Abstract

Multiple pregnancy is a major cause of spontaneous preterm birth, which is related to uterine overdistention. The objective of this study was to determine whether an oxytocin receptor antagonist, retosiban (GSK221149A), inhibited the procontractile effect of stretch on human myometrium. Myometrial biopsies were obtained at term planned cesarean delivery (n = 12). Each biopsy specimen was dissected into 8 strips that were exposed in pairs to low or high stretch (0.6 or 2.4 g) in the presence of retosiban (1 μM) or vehicle (dimethylsulfoxide) for 24 hours. Subsequently, we analyzed the contractile responses to KCl and oxytocin in the absence of retosiban. We found that incubation under high stretch in vehicle alone increased the response of myometrial explants to both KCl (P = .007) and oxytocin (P = .01). However, there was no statistically significant effect of stretch when explants were incubated with retosiban (P = .3 and .2, respectively).

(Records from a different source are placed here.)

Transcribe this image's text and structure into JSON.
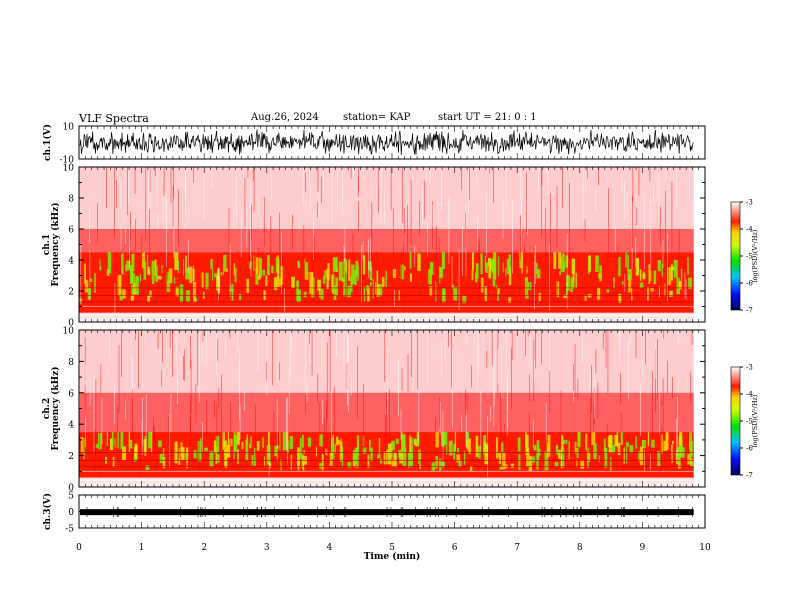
{
  "header": {
    "title": "VLF Spectra",
    "date": "Aug.26, 2024",
    "station": "station= KAP",
    "start": "start  UT  =   21: 0  : 1"
  },
  "chart_data": [
    {
      "type": "line",
      "title": "",
      "ylabel": "ch.1(V)",
      "ylim": [
        -10,
        10
      ],
      "yticks": [
        "10",
        "-10"
      ],
      "description_values": {
        "amplitude_range": [
          -8,
          8
        ],
        "mean": 0
      }
    },
    {
      "type": "heatmap",
      "ylabel": "ch.1\nFrequency  (kHz)",
      "ylim": [
        0,
        10
      ],
      "yticks": [
        "0",
        "2",
        "4",
        "6",
        "8",
        "10"
      ],
      "xlim": [
        0,
        10
      ],
      "green_band_khz": [
        1.2,
        4.5
      ],
      "colorbar": {
        "label": "log(PSD)(V²/Hz)",
        "range": [
          -7,
          -3
        ],
        "ticks": [
          "-3",
          "-4",
          "-5",
          "-6",
          "-7"
        ]
      }
    },
    {
      "type": "heatmap",
      "ylabel": "ch.2\nFrequency  (kHz)",
      "ylim": [
        0,
        10
      ],
      "yticks": [
        "0",
        "2",
        "4",
        "6",
        "8",
        "10"
      ],
      "xlim": [
        0,
        10
      ],
      "green_band_khz": [
        1.0,
        3.5
      ],
      "colorbar": {
        "label": "log(PSD)(V²/Hz)",
        "range": [
          -7,
          -3
        ],
        "ticks": [
          "-3",
          "-4",
          "-5",
          "-6",
          "-7"
        ]
      }
    },
    {
      "type": "line",
      "ylabel": "ch.3(V)",
      "ylim": [
        -5,
        5
      ],
      "yticks": [
        "5",
        "0",
        "-5"
      ],
      "xlabel": "Time  (min)",
      "xlim": [
        0,
        10
      ],
      "xticks": [
        "0",
        "1",
        "2",
        "3",
        "4",
        "5",
        "6",
        "7",
        "8",
        "9",
        "10"
      ],
      "description_values": {
        "level": -0.2
      }
    }
  ]
}
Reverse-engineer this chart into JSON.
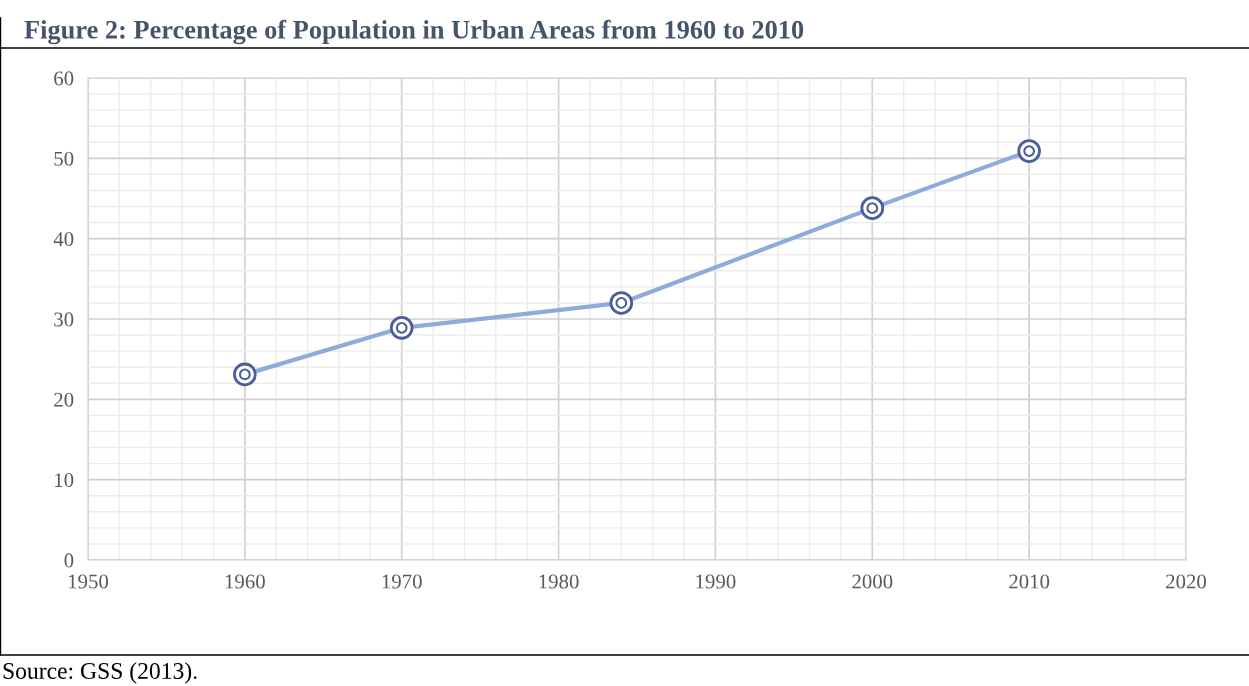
{
  "chart_data": {
    "type": "line",
    "title": "Figure 2: Percentage of Population in Urban Areas from 1960 to 2010",
    "x": [
      1960,
      1970,
      1984,
      2000,
      2010
    ],
    "series": [
      {
        "color": "#8faadc",
        "values": [
          23.1,
          28.9,
          32.0,
          43.8,
          50.9
        ]
      }
    ],
    "xlim": [
      1950,
      2020
    ],
    "xticks": [
      1950,
      1960,
      1970,
      1980,
      1990,
      2000,
      2010,
      2020
    ],
    "ylim": [
      0,
      60
    ],
    "yticks": [
      0,
      10,
      20,
      30,
      40,
      50,
      60
    ],
    "grid": true,
    "marker": "circle",
    "line_style": "solid",
    "annotations": [
      "Source: GSS (2013)."
    ]
  }
}
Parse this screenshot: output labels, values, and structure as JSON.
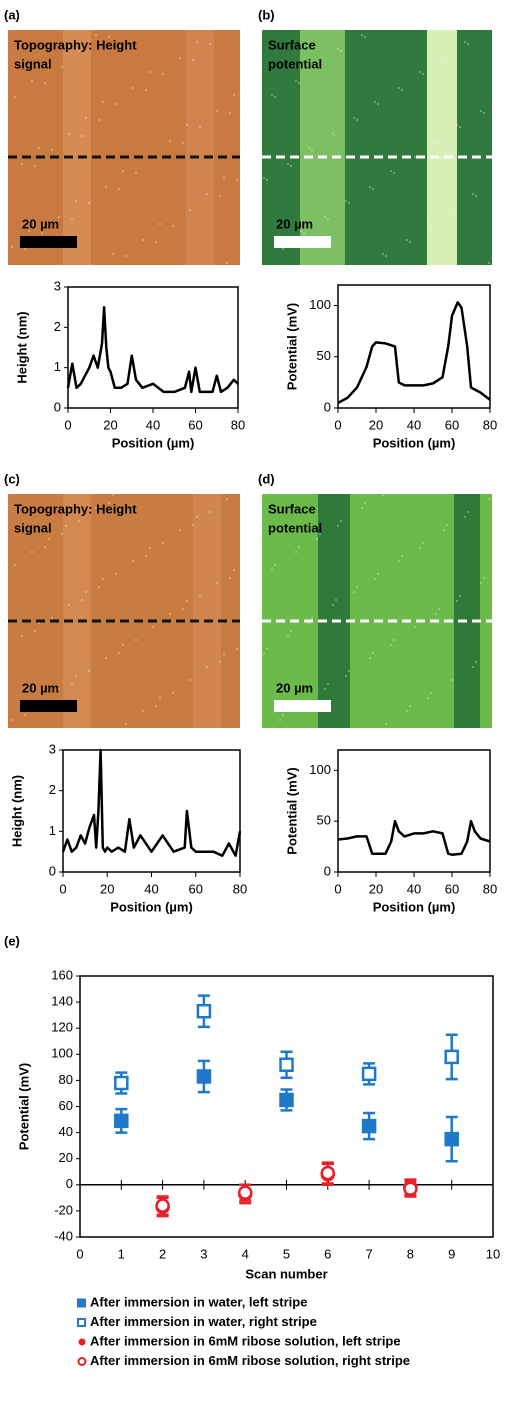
{
  "images": [
    {
      "label": "(a)",
      "caption": [
        "Topography:  Height",
        "signal"
      ],
      "scale": "20 µm"
    },
    {
      "label": "(b)",
      "caption": [
        "Surface",
        "potential"
      ],
      "scale": "20 µm"
    },
    {
      "label": "(c)",
      "caption": [
        "Topography:  Height",
        "signal"
      ],
      "scale": "20 µm"
    },
    {
      "label": "(d)",
      "caption": [
        "Surface",
        "potential"
      ],
      "scale": "20 µm"
    }
  ],
  "chart_data": [
    {
      "type": "line",
      "xlabel": "Position (µm)",
      "ylabel": "Height (nm)",
      "xlim": [
        0,
        80
      ],
      "xticks": [
        0,
        20,
        40,
        60,
        80
      ],
      "ylim": [
        0,
        3
      ],
      "yticks": [
        0,
        1,
        2,
        3
      ],
      "x": [
        0,
        2,
        4,
        6,
        8,
        10,
        12,
        14,
        16,
        17,
        18,
        19,
        20,
        22,
        25,
        28,
        30,
        32,
        35,
        40,
        45,
        50,
        55,
        57,
        58,
        60,
        62,
        65,
        68,
        70,
        72,
        75,
        78,
        80
      ],
      "series": [
        {
          "color": "#000000",
          "values": [
            0.5,
            1.1,
            0.5,
            0.6,
            0.8,
            1.0,
            1.3,
            1.0,
            1.6,
            2.5,
            1.5,
            1.0,
            0.9,
            0.5,
            0.5,
            0.6,
            1.3,
            0.7,
            0.5,
            0.6,
            0.4,
            0.4,
            0.5,
            0.9,
            0.4,
            1.0,
            0.4,
            0.4,
            0.4,
            0.8,
            0.4,
            0.5,
            0.7,
            0.6
          ]
        }
      ]
    },
    {
      "type": "line",
      "xlabel": "Position (µm)",
      "ylabel": "Potential (mV)",
      "xlim": [
        0,
        80
      ],
      "xticks": [
        0,
        20,
        40,
        60,
        80
      ],
      "ylim": [
        0,
        120
      ],
      "yticks": [
        0,
        50,
        100
      ],
      "x": [
        0,
        5,
        10,
        15,
        18,
        20,
        25,
        30,
        32,
        35,
        40,
        45,
        50,
        55,
        58,
        60,
        63,
        65,
        68,
        70,
        75,
        80
      ],
      "series": [
        {
          "color": "#000000",
          "values": [
            5,
            10,
            20,
            40,
            60,
            64,
            63,
            60,
            25,
            22,
            22,
            22,
            24,
            30,
            60,
            90,
            103,
            98,
            60,
            20,
            15,
            8
          ]
        }
      ]
    },
    {
      "type": "line",
      "xlabel": "Position (µm)",
      "ylabel": "Height (nm)",
      "xlim": [
        0,
        80
      ],
      "xticks": [
        0,
        20,
        40,
        60,
        80
      ],
      "ylim": [
        0,
        3
      ],
      "yticks": [
        0,
        1,
        2,
        3
      ],
      "x": [
        0,
        2,
        4,
        6,
        8,
        10,
        12,
        14,
        15,
        16,
        17,
        18,
        19,
        20,
        22,
        25,
        28,
        30,
        32,
        35,
        40,
        45,
        50,
        55,
        56,
        58,
        60,
        63,
        65,
        68,
        72,
        75,
        78,
        80
      ],
      "series": [
        {
          "color": "#000000",
          "values": [
            0.5,
            0.8,
            0.5,
            0.6,
            0.9,
            0.7,
            1.1,
            1.4,
            0.6,
            1.5,
            3.0,
            0.6,
            0.5,
            0.6,
            0.5,
            0.6,
            0.5,
            1.3,
            0.6,
            0.9,
            0.5,
            0.9,
            0.5,
            0.6,
            1.5,
            0.6,
            0.5,
            0.5,
            0.5,
            0.5,
            0.4,
            0.7,
            0.4,
            1.0
          ]
        }
      ]
    },
    {
      "type": "line",
      "xlabel": "Position (µm)",
      "ylabel": "Potential (mV)",
      "xlim": [
        0,
        80
      ],
      "xticks": [
        0,
        20,
        40,
        60,
        80
      ],
      "ylim": [
        0,
        120
      ],
      "yticks": [
        0,
        50,
        100
      ],
      "x": [
        0,
        5,
        10,
        15,
        18,
        20,
        25,
        28,
        30,
        32,
        35,
        40,
        45,
        50,
        55,
        58,
        60,
        65,
        68,
        70,
        72,
        75,
        80
      ],
      "series": [
        {
          "color": "#000000",
          "values": [
            32,
            33,
            35,
            35,
            18,
            18,
            18,
            30,
            50,
            40,
            35,
            38,
            38,
            40,
            38,
            18,
            17,
            18,
            30,
            50,
            40,
            33,
            30
          ]
        }
      ]
    },
    {
      "type": "scatter",
      "label": "(e)",
      "xlabel": "Scan number",
      "ylabel": "Potential (mV)",
      "xlim": [
        0,
        10
      ],
      "xticks": [
        0,
        1,
        2,
        3,
        4,
        5,
        6,
        7,
        8,
        9,
        10
      ],
      "ylim": [
        -40,
        160
      ],
      "yticks": [
        -40,
        -20,
        0,
        20,
        40,
        60,
        80,
        100,
        120,
        140,
        160
      ],
      "series": [
        {
          "name": "After immersion in water, left stripe",
          "color": "#1f78c8",
          "marker": "square",
          "x": [
            1,
            3,
            5,
            7,
            9
          ],
          "values": [
            49,
            83,
            65,
            45,
            35
          ],
          "errors": [
            9,
            12,
            8,
            10,
            17
          ]
        },
        {
          "name": "After immersion in water, right stripe",
          "color": "#1f78c8",
          "marker": "square-open",
          "x": [
            1,
            3,
            5,
            7,
            9
          ],
          "values": [
            78,
            133,
            92,
            85,
            98
          ],
          "errors": [
            8,
            12,
            10,
            8,
            17
          ]
        },
        {
          "name": "After immersion in 6mM ribose solution, left stripe",
          "color": "#e8202a",
          "marker": "circle",
          "x": [
            2,
            4,
            6,
            8
          ],
          "values": [
            -17,
            -7,
            8,
            -2
          ],
          "errors": [
            7,
            7,
            8,
            6
          ]
        },
        {
          "name": "After immersion in 6mM ribose solution, right stripe",
          "color": "#e8202a",
          "marker": "circle-open",
          "x": [
            2,
            4,
            6,
            8
          ],
          "values": [
            -16,
            -6,
            9,
            -3
          ],
          "errors": [
            7,
            6,
            8,
            6
          ]
        }
      ]
    }
  ]
}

Incubation with retosiban in low stretch had no statistically significant effect on the response to either KCl or oxytocin (P = .8 and >.9, respectively). Incubation with retosiban in high stretch resulted in a statistically significant reduction (median fold change, interquartile range, P) in the response to both KCl (0.74, 0.60-1.03, P = .046) and oxytocin (0.71, 0.53-0.91, P = .008). The greater the effect of stretch on explants from a given patient, the greater was the inhibitory effect of retosiban (r = -0.65, P = .02 for KCl and r= -0.73, P = .007 for oxytocin). These results suggest that retosiban prevented stretch-induced stimulation of human myometrial contractility. Retosiban treatment is a potential approach for preventing preterm birth in multiple pregnancy.